Each R710 is configured with a single very FAST quad core processor, this was specifically recommended and laid out in the
presentation so you Oracle License costs could be managed, if this was not configured in this manner and you continued
to run servers with 2 x Quad core configuration, you would be looking a license exposure well above $700K.”
So now we ended up with 2 Node Oracle 11G RAC in production, and 2 Node Oracle 11G RAC in DR with a plan for physical Data Guard between them.
Why it is bad:
a. I feel that the servers that we run on are pretty good. Those are Dell 900 with 2 CPUs. We had to get 2 CPUs vs 4 CPUs available to be in compliance with Oracle license.

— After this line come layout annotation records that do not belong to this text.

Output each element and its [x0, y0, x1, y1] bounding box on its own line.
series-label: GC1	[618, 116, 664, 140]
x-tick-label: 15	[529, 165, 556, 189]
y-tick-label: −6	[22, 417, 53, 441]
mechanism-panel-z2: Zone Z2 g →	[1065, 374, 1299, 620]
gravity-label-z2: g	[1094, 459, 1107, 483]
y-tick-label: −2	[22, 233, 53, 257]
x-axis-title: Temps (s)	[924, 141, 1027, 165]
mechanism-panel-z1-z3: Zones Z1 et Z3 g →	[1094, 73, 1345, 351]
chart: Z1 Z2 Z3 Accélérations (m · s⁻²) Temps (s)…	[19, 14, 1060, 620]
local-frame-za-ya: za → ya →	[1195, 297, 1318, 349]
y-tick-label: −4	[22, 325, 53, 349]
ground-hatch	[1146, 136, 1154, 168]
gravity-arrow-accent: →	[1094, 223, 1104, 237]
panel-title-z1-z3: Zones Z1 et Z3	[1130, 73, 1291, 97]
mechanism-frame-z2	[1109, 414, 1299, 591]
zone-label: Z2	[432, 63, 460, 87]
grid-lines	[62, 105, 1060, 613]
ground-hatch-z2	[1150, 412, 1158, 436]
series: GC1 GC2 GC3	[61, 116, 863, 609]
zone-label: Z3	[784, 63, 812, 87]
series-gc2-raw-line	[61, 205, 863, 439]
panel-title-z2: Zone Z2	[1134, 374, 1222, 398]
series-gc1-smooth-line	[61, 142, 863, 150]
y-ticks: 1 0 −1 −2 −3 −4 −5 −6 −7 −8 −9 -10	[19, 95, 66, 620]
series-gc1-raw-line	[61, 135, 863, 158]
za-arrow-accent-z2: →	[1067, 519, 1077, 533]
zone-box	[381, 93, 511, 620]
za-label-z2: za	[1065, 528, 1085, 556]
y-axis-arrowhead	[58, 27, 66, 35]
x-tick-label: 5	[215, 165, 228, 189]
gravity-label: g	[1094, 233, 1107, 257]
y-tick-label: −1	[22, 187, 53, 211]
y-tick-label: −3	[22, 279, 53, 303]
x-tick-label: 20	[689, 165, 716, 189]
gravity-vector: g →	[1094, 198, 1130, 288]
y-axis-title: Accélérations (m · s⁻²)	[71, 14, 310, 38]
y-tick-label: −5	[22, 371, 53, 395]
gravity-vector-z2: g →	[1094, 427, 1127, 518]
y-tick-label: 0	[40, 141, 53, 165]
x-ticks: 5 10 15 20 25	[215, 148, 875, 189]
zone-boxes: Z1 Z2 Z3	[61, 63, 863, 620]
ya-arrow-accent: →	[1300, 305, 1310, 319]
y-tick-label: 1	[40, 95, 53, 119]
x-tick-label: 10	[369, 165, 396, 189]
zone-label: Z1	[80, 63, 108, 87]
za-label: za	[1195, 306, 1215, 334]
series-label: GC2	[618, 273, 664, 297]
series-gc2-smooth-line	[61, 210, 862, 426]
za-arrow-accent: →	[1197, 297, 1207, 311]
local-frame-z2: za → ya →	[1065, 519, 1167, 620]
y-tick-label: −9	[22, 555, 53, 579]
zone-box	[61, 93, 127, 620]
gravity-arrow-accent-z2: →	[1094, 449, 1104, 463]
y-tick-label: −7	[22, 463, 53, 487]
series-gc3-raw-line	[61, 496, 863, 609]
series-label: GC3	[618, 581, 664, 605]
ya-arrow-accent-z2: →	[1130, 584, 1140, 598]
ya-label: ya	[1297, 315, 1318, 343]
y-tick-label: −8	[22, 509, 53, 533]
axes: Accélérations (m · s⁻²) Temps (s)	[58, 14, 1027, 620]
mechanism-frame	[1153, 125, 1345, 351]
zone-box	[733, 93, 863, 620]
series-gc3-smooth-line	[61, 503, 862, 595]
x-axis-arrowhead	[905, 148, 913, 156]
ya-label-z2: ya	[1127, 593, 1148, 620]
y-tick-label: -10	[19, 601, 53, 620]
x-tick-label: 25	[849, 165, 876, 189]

b. Oracle 10G is on production boxes across the industry for a long time. Has its glitches and problems, but it is a known devil.
c. The main app and all supporting and secondary apps are tuned for 10G performance.
d. In attempt to comply with Oracle new license model we had to move to more powerful processes but have less processing power counting cores.
Here is what we have to do now:
1. Find hardware to deploy testing environment in parallel of PRODUCTION and QA environment that we already have; keeping QA for new releases of software. We also need to have enough hardware to produce adequate load to see how new implementation is configured.
2. Make sure that business users will not confuse TEST environment with actual PRODUCTION as it would look almost the same.
3. Make sure that we run all business cases but at the same time performing stress testing measuring performance base lines.
4. We have to plan for switch over process and measure the time for the switch over process.
5. During the client tests we have to gather base line stats and tune statements per new 11G optimizer.
As everybody knows the hardware cost is more about price of power. Electricity cost has increased in the last two years. So to bring parallel infrastructure up for a month or two, would require additional power, processing capacities, etc...
“This is a great application for public cloud” would jump someone who is relatively new in financial processing – not so fast. The data has to stay secured in the secured perimeter. We cannot just build client servers somewhere outside; also latency between cloud servers to Oracle would invalidate any real stress test.
Certainly our virtualized application layer helped a lot. We had enough resources in our VM clusters to build most of the parallel processing. However we still had to power up a few older physical servers to compensate.
Lastly even with strategic planning this big upgrade put a stop on multiple depending infrastructural project for at least month or two.
By the end of the project I will try to calculate the cost of pre-production test effort to have an idea what the technology upgrades actually cost to the end client and if the whole thing is worth it.